Value Per Typed Line (VPTL)Posted: April 20, 2012
These days, as the pace of technology dispersement increases, I’m very conscious about how much value is attained per each line of code that I type. Recent examples come from dealing with OpenGL, and various Windows interfaces.
OpenGL, including various extensions, is a whopping 15000 lines of code. And that’s just various declarations, constants, and the like. Of those 15,000 lines, most of it was either generic search/replace, or auto genned from parsing the .spec files. Overally, I’d say it’s probably a week’s worth of work to go from scratch, to having the fullness of OpenGL available in something like a Lua environment. This of course is a one time cost, for the most part.
The great benefit is that once you have the core of OpenGL available, it’s actually cross platform (for the most part). There are differences between the various extensions, and the vendor specific host environment. If you stick to the core profile, and isolate the platform specific stuff, it’s not much work to take the exact same Lua/OpenGL code and have it run on any platform that supports the two.
Now, how about some Windows specific stuff? I did the Kinect interfaces, based on the Microsoft supplied Kinect SDK 1.0. All told, it’s not more than a few hundred lines of code, including some convenience classes to make things simpler. What do I get in the end? Well, since it’s based on the Microsoft Windows Kinect SDK, I only get the Kinect on Windows. On top of that, it’s based on some COM interface paradigms, so there’s some funkiness dealing with getting interfaces, and representing them in a reasonable way. In the end, I have to know a lot more about Windows, and events than I do about dealing with the Kinect itself. In addition, this only works on Windows. I can’t use the same code on Linux or Mac.
What’s the value here? Well, it’s good because I can use the Kinect, it’s bad because I’ve spent a lot of time locking into a single platform, for no particular value add. It would be a better use of time to code wrappers for libfreenect or some such, and be cross platform. In addition, even though I might lose access to the skeleton library, I gain the freedom of a simple C interface, without having to deal with COM nonsense.
Now, I’m contemplating what’s the best parallel processing interface to use. There are contenders such as CUDA, OpenCL, MPI/OpenMP, and DirectCompute. DirectCompute is eliminated almost right off the bat. Why? Because it tries to provide value by sitting atop CUDA and OpenCL, and it doesn’t bring that much to the table. So, not only would I have to implement interop to OpenCL, for example, but I’d once again have to delve deep into the COM voodoo, for very little added value. The return on investment seems fairly low.

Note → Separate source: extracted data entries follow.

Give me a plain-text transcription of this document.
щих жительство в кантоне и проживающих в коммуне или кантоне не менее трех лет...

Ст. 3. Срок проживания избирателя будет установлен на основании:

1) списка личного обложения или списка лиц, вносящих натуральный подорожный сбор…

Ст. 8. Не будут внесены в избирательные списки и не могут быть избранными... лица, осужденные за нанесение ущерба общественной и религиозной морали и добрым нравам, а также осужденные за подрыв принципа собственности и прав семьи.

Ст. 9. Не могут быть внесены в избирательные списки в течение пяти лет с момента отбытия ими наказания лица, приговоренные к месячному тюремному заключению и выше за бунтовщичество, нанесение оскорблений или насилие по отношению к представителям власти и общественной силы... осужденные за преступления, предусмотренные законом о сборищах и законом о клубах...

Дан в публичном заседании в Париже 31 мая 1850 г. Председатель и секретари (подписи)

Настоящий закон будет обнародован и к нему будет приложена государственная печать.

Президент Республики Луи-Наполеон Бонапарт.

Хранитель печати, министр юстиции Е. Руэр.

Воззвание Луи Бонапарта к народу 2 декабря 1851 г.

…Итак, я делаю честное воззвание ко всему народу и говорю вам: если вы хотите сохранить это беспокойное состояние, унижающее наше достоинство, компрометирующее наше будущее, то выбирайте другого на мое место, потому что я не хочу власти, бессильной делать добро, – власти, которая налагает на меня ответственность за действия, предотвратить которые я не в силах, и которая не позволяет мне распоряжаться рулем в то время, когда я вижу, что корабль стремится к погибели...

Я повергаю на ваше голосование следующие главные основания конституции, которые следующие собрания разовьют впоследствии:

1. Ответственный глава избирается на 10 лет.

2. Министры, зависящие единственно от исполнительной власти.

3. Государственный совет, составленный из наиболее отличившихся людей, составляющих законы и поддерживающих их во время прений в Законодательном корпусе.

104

CUDA seems fairly nice, at least if you read the slick literature from nVidia. The problem with it from my perspective is that although they provide tons of tools and whatnot, it all comes from one vendor. I doubt nVidia will disappear any time soon, but still, that single vendor lock in has shown to not be the path to success over an extended period of time. That leaves OpenCL and OpenMP. OpenMP and MPI have been around for quite some time, but they require your compiler to have support built in. That may or may not be the case depending on what compiler I choose to use. Since I’m using Lua, it’s really a non-starter. There are libraries to use, but… it seems like OpenCL is the clear winner.
There are a couple of benefits to OpenCL right off the bat. First of all, it’s a straight forward C API, just like the OpenGL stuff. Those interfaces are a natural fit for Lua, and LuaJIT makes interfacing to them a snap. Second, OpenCL has a stream processing like interface. You create a bit of code, you bind variables to it, then you send that down the processing queue to be executed by whatever so happens to be executing things. This fits in nicely with a broader queue and command architecture which might have nodes spread across the network, just as easily as cores within a GPU. The interface is fairly small, for the core stuff. Not a ton of structures and functions to worry about just to get the fundamentals.
One of the dramatically good things about OpenCL, is that it integrates nicely with OpenGL. That is, I can allocate something like a PixelBuffer, and use that as the storage for OpenCL data. That’s great because once I perform some operation on the data (image blur, or whatever), I don’t have to copy it to the graphics card, because it’s already there, so zero CPU cycles, which is great for other things to occur.
Going with OpenCL lets me reuse other things as well. I’ve already created vec[2,3,4] data structures, and similar with matrix constructs. As these are core data types for both OpenGL and OpenCL, I get great reuse, without having to introduce a lot more stuff. The final kicker is, OpenCL is available on multiple platforms. As the kernels are intended to be compiled by the host environment itself, compatibility is built into the Khronos OpenCL spec itself. It’s not all fun and roses, and portable code always has platform specific gotchas, but, going this route, the code will be at least as portable as the equivalent C code, if not moreso, and I don’t have to worry about a separate build environment to deal with it.
So, since I’m going for VPTL, and since I’m a lazy programmer, I’m going with OpenCL.